Embora o mercado imobiliário de Xangri-lá e Capão da Canoa exaltem as vantagens da ausência de placas com anúncios de imóveis, a prática pode levantar questionamentos. Corretores locais alegam que o excesso de anúncios físicos poderia causar a impressão de que "a cidade toda estaria à venda", ou "abandonada". Ainda assim, pontuam que a prática não fere a liberdade do proprietário de anunciar diretamente seu imóvel e vendê-lo sem a intermediação de profissionais.
Em Xangri-lá, onde não há proibição legal, alguns imóveis ainda exibem placas colocadas pelos próprios donos, embora sejam casos isolados, segundo o consultor imobiliário Fabiano Braga, que passou a atuar no município após a pandemia. “Não há desestímulo. O proprietário tem liberdade para isso. Mas, como é um mercado sazonal, geralmente ele mora em outra cidade e precisa de um corretor para mostrar o imóvel”, defende.
Já o Creci-RS ressalta outro aspecto: a segurança jurídica. Segundo Atilar Júnior, delegado regional em Capão da Canoa, o órgão mantém campanhas incentivando negociações intermediadas por corretores credenciados, diante do aumento de golpes envolvendo vendas diretas de imóveis. “Não é ilegal vender diretamente, mas a intermediação profissional oferece respaldo jurídico e reduz riscos para o comprador”, adverte.
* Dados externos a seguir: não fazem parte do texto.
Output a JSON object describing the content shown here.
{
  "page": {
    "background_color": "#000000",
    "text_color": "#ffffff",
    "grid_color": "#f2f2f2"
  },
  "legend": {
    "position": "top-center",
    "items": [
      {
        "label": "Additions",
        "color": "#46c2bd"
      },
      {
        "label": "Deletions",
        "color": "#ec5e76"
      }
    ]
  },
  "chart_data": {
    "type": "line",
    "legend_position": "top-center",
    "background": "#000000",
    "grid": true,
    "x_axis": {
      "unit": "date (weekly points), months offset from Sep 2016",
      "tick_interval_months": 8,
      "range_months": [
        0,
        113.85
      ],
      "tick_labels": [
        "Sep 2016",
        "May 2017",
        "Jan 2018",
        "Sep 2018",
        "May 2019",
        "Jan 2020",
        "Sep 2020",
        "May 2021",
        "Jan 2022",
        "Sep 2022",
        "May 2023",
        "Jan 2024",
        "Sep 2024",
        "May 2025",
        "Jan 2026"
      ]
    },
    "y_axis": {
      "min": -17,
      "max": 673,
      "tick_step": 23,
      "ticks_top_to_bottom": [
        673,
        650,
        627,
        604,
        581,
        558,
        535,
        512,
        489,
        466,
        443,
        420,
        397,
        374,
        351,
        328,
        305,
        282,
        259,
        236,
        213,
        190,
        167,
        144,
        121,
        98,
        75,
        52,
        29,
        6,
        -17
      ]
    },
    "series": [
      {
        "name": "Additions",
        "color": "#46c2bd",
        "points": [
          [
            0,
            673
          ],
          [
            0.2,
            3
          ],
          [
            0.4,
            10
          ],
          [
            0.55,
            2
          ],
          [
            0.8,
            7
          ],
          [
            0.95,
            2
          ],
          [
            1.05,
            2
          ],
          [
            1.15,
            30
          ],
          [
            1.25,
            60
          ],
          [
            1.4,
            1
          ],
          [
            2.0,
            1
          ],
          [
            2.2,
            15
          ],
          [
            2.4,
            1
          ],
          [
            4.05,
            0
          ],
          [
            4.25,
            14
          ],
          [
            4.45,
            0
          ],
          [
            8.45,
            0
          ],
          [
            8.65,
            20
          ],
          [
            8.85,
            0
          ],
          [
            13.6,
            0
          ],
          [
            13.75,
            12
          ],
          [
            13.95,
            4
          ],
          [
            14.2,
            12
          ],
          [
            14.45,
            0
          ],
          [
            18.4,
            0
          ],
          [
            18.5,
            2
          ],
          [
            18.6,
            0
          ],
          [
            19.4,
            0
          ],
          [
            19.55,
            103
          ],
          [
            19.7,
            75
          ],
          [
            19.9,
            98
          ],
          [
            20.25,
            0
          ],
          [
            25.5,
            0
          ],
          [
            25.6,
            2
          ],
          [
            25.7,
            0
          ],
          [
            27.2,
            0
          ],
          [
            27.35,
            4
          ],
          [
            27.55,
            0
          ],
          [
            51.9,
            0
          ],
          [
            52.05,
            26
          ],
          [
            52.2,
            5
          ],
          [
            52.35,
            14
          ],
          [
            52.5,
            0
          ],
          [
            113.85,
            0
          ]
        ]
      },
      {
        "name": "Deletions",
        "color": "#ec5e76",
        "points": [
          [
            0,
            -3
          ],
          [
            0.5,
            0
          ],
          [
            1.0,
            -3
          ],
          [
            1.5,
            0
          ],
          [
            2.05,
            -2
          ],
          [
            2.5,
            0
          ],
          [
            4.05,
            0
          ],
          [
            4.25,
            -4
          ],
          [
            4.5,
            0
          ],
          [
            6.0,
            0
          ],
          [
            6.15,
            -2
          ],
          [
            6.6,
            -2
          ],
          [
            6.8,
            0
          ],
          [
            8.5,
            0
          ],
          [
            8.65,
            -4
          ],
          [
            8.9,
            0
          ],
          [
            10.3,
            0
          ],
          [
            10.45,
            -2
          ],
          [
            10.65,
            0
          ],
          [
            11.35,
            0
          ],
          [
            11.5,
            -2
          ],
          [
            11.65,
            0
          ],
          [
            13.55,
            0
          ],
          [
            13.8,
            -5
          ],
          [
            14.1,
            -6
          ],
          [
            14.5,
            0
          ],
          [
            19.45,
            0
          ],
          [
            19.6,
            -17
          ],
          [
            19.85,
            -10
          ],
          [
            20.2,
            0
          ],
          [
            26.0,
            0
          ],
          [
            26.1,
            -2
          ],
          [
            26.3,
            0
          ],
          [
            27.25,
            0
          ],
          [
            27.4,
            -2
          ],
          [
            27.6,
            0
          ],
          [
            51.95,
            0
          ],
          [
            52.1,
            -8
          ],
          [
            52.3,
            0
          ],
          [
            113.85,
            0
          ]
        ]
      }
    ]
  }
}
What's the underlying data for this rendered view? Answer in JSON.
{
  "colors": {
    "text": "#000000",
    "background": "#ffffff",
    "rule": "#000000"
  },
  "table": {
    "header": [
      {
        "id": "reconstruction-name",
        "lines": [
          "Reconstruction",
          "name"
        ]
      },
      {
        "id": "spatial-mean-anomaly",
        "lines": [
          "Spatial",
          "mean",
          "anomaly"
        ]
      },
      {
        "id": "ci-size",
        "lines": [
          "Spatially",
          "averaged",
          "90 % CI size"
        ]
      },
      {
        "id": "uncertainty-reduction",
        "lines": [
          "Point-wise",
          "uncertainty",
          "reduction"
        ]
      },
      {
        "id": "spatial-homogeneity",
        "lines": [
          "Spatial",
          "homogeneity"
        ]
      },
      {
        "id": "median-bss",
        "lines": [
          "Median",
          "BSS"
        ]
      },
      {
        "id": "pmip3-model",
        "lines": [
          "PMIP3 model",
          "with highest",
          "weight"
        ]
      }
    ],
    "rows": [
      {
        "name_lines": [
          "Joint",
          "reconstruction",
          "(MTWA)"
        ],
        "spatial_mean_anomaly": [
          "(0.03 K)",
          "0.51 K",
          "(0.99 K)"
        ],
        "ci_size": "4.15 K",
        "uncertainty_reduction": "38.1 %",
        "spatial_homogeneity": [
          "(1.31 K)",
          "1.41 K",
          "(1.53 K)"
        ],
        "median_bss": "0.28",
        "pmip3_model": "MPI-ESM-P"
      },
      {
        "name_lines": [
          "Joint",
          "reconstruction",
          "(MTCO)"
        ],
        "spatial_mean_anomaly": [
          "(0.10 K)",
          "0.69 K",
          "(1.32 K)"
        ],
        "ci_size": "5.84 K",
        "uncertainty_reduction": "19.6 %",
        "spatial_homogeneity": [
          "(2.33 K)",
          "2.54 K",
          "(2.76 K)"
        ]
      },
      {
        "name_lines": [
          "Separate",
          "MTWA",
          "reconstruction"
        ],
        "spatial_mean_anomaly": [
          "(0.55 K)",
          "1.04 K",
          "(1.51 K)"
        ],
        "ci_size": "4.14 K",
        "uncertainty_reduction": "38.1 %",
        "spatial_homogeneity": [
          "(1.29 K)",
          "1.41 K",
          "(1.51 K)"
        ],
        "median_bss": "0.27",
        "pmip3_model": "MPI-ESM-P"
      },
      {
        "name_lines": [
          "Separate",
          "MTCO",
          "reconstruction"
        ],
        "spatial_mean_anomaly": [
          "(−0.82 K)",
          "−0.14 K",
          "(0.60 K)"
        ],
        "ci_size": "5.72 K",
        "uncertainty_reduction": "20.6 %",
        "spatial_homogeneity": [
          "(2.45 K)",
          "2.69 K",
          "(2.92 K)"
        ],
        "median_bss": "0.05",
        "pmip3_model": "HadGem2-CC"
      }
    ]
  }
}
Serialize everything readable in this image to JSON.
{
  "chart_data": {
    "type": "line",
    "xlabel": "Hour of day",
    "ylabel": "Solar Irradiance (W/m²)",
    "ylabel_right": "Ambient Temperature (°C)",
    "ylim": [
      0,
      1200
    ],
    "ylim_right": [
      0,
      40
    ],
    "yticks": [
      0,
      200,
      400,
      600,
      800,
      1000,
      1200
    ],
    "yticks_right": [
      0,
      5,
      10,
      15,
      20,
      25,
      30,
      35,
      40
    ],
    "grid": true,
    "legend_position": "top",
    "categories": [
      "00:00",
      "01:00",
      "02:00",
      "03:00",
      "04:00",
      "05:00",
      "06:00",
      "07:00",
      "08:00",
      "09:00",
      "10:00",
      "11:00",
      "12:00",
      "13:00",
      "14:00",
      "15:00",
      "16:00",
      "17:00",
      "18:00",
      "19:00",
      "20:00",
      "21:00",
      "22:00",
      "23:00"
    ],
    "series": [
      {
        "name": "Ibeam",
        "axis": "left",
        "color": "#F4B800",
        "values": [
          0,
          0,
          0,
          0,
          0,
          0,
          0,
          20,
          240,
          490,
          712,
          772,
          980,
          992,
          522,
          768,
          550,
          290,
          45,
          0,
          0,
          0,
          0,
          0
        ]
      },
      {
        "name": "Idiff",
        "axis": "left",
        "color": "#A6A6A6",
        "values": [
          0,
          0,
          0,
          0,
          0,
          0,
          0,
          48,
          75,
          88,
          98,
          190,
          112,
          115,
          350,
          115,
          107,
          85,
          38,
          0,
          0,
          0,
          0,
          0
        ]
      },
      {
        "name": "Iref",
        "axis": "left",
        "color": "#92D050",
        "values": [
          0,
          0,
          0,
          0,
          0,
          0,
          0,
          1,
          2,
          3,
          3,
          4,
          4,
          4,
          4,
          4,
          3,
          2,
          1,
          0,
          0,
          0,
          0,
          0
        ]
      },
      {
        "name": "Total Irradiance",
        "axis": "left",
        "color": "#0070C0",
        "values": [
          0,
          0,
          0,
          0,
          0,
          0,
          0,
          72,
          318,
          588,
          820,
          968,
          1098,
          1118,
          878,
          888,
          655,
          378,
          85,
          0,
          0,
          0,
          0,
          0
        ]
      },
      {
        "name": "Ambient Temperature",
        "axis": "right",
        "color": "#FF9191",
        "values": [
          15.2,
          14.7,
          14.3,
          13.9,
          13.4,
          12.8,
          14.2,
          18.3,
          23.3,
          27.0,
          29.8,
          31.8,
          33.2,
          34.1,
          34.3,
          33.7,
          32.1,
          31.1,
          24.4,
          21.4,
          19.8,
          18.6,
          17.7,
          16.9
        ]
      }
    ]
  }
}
Outro ponto envolve possíveis impactos concorrenciais. Como a divulgação depende fortemente de investimento digital, imobiliárias maiores tendem a ter maior capacidade de exposição online. Braga, porém, avalia que o ambiente digital acabou ampliando o acesso ao mercado. “Antes havia um oligopólio de imobiliárias tradicionais”, pondera. Segundo o consultor, “o digital democratizou. Hoje um corretor autônomo consegue investir pouco e gerar demanda suficiente para trabalhar”, analisa.
O modelo digital alterou também a forma de acesso dos compradores aos imóveis. Braga afirma que redes sociais como Instagram, Facebook e TikTok concentram principalmente o público entre 18 e 45 anos, enquanto compradores mais velhos recorrem ao Google e a indicações, o velho boca-a-boca.
Em paralelo, Xangri-lá segue atraindo novos perfis de moradores e investidores. Após a pandemia, cresceu o número de pessoas que passaram a dividir a rotina entre a praia e outras cidades, aproveitando o trabalho remoto e a infraestrutura dos condomínios fechados.